Friday, August 29, 2008

City Council To Consider New Plan For Sea Wall Traffic


















City Council member Michael McCutchon recently said he wanted to launch a move to close traffic in front of the sea wall on Padre Island. After dodging some brick bats thrown his way by supporters of free, open, accessible beaches, McCutchon has back tracked a bit and decided he would support a plan which re-plenishes the continuously disappearing sand along he seawall and provides for a bollard system dividing the beach from traffic and pedestrians. This is similar to the system in Port Aransas and is also an idea first floated by the Surfriders and the Beach Access Coalition three years ago.
So far his new proposal has not been introduced before the City Council but it probably will be soon.
This is all a bit ironic since McCutchon was a leader in the grass roots movement which stopped the beach driving ban three years ago.
Below is an excerpt on the subject from today's Corpus Christi Caller/Times:

McCutchon: Plan would avoid potentially divisive vote.

Councilman Michael McCutchon is no longer pushing for a vehicle ban along a narrowing section of Padre Island beach, instead promoting a compromise plan that divides the seawall beach with wooden posts, providing for two-way traffic and jetty access.
"If we can hammer out a compromise plan, we can avoid a divisive vote,"
he said.
This plan allows for driving when the beach is at least 150 feet wide.
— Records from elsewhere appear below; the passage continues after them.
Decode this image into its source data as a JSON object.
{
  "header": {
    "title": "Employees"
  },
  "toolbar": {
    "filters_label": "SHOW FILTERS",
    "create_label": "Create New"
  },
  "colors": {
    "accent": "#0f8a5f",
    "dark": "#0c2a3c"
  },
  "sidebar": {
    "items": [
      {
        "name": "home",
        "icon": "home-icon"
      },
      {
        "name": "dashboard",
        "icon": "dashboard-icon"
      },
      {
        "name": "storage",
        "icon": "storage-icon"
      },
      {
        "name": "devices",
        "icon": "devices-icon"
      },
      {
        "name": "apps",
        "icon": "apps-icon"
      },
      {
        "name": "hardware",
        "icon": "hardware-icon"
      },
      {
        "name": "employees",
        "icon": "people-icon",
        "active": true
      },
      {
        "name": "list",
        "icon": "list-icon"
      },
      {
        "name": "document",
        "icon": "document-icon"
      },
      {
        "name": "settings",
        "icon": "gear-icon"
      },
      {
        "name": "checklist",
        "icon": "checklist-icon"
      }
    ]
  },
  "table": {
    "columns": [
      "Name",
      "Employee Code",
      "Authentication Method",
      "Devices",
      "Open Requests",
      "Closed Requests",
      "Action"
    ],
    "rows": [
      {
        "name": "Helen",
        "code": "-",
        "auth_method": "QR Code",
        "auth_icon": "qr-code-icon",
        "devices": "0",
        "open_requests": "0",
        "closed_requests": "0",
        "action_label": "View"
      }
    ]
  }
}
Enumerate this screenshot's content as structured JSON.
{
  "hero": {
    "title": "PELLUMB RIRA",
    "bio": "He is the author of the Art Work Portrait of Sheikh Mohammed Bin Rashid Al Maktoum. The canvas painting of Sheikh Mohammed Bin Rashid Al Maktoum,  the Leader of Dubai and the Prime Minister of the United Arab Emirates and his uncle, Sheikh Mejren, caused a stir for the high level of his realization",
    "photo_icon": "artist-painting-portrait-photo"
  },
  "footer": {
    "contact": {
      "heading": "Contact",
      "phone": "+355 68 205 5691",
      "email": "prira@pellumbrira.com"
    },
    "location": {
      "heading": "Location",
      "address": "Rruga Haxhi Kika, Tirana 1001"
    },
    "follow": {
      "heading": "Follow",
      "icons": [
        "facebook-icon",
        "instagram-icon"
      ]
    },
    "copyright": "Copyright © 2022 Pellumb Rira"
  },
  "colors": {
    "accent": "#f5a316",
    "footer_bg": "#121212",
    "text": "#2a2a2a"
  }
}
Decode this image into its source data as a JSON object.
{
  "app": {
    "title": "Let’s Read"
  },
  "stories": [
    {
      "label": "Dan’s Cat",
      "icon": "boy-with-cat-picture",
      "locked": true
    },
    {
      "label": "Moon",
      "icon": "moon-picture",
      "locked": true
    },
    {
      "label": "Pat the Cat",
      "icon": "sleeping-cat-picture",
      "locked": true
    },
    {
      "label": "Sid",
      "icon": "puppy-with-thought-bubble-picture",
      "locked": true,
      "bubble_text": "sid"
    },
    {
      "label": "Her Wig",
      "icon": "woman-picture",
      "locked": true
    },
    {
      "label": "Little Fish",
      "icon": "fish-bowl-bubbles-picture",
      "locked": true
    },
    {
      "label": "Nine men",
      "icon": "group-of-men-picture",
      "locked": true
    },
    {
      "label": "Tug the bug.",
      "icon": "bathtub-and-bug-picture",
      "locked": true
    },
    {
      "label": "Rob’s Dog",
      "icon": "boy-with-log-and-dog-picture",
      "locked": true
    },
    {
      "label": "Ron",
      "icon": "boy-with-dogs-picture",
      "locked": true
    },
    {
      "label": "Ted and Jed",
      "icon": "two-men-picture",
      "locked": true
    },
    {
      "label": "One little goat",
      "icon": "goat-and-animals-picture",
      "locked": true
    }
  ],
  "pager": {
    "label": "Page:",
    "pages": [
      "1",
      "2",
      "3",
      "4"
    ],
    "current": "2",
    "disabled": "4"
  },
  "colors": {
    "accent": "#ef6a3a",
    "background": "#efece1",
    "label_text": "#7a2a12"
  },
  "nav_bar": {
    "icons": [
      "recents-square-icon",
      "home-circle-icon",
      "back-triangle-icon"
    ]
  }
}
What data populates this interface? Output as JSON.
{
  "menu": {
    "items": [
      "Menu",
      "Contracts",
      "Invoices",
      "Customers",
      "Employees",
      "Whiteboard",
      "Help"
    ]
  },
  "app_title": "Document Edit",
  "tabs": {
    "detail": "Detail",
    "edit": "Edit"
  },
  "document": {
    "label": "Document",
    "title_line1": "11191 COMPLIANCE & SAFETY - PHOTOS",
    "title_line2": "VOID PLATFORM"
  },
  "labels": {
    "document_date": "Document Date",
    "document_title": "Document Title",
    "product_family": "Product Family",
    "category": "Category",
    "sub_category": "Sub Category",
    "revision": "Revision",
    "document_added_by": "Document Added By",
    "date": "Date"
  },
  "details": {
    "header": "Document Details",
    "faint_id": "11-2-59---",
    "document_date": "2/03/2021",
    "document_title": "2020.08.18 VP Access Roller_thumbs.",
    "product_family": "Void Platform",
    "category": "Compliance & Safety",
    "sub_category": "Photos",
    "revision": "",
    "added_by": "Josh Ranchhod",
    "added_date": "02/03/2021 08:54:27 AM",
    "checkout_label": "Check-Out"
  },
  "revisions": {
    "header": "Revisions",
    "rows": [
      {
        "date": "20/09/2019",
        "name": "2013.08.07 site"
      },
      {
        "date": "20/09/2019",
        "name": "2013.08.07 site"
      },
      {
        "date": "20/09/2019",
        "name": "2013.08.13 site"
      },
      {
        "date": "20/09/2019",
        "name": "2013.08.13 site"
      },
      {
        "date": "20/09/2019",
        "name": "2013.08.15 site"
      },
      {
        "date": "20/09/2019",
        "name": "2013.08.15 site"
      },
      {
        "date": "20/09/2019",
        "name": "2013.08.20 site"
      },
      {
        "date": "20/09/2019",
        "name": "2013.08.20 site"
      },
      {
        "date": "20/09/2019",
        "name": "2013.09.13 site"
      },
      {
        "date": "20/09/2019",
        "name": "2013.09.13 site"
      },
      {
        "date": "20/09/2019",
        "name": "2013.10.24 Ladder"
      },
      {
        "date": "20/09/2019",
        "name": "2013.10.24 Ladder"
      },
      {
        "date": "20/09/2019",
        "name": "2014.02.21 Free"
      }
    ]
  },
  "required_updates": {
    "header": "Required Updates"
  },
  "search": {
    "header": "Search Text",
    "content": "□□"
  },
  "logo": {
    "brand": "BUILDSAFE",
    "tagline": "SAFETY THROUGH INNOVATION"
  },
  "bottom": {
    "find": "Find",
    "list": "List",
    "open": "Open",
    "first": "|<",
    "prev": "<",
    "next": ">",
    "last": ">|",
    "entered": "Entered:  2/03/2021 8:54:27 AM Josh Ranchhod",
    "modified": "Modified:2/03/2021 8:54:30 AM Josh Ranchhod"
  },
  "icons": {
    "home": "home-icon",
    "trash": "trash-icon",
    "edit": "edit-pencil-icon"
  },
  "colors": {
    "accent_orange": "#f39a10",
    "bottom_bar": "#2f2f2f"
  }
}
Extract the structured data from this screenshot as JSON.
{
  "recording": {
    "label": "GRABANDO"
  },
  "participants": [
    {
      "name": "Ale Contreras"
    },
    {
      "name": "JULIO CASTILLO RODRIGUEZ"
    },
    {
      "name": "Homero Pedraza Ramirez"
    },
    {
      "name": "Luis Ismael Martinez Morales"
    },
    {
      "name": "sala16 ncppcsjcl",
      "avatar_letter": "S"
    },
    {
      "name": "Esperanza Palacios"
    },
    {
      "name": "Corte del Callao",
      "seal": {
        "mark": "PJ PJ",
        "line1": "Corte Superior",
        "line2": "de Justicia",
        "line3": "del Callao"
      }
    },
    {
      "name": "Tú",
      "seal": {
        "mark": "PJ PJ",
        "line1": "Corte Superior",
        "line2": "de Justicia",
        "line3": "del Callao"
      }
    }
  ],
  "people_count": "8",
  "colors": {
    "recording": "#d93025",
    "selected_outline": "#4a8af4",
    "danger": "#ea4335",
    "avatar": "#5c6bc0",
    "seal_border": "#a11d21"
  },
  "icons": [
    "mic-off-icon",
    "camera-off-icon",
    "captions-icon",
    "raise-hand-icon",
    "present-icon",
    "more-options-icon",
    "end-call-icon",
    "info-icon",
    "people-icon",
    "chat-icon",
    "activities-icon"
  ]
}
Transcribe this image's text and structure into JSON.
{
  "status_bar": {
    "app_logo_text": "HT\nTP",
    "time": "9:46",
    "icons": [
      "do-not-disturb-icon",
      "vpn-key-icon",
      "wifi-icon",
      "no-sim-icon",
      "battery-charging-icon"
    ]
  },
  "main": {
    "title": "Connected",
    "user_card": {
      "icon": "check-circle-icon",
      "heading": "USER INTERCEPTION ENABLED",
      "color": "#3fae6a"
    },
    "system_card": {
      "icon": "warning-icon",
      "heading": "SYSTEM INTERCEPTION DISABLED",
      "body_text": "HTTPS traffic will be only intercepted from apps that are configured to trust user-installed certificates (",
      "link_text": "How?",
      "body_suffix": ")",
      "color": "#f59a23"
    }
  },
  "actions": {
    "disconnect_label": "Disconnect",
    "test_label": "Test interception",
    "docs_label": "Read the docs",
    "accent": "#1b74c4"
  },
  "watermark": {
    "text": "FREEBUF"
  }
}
The narrowing beach is sometimes less than 75 feet wide, but it was about 150 feet earlier this week, McCutchon said.
Under his plan, driving remains prohibited 25 feet from the seawall and 50 feet from the water. Traffic would be allowed on a 50-foot-wide section, with 25 additional feet reserved for parking. Wooden posts, or bollards, would run the length of the beach, marking where driving is
allowed.
If the beach is less than 150 feet wide traffic would be prohibited.
Beach access has been a heated community issue, and many community members equate a restriction on beach driving to a restriction on beach access.
City voters in 2006 rejected a ban on vehicular traffic on a stretch of beach that would have included this seawall section. Voters also approved then that any future move to ban traffic on beaches must first be approved by a vote of the people.
McCutchon had hoped the council would put an ordinance to voters banning traffic in that section, which he thought was too narrow. But a commitment to increase the beach width through a sand re-nourishment project supported by the city and state led McCutchon to consider this plan instead of closing the beach to traffic.
Without a re-nourishment effort, he didn't see that beach being safe for drivers and beach goers. But with a wider beach, this plan provides for access and safety, he said.
A previous plan, which the city has been working to implement, would direct and discourage traffic in front of the seawall. That plan would install 15 wooden posts between Access Road 3A to Whitecap Boulevard, where one-way traffic southbound is allowed. At the south end, signs would say, "Do not enter, one way." At the entrance to the seawall at Access Road 3A, signs would remind visitors where they may drive, 25 feet from the seawall and 50 feet from the water, and include a warning of "Do not enter due to beach conditions," which would be displayed when the area is too narrow for traffic to cross safely.
McCutchon said that constituted de-facto closing as one-way traffic would not allow drivers to make it through that section of beach. His plan, allowing for two-way traffic, lets drivers turn around if the beach is too narrow.
The City Council will take public comments and discuss the idea at its meeting Tuesday.
Mayor Henry Garrett said he wants to review the plan more thoroughly.
"If we can all come to an agreement and we can do what we have to do to make it safe and avoid a vote I think this is a good direction to go in," he said.
Beach Access Coalition member Hal Suter said the plan appears to have preliminary support from his group, but will be considered at a meeting Monday.
The re-nourishment commitment is a plus, he said, as is access to the jetties remaining open.
"It could be good beach management," he said.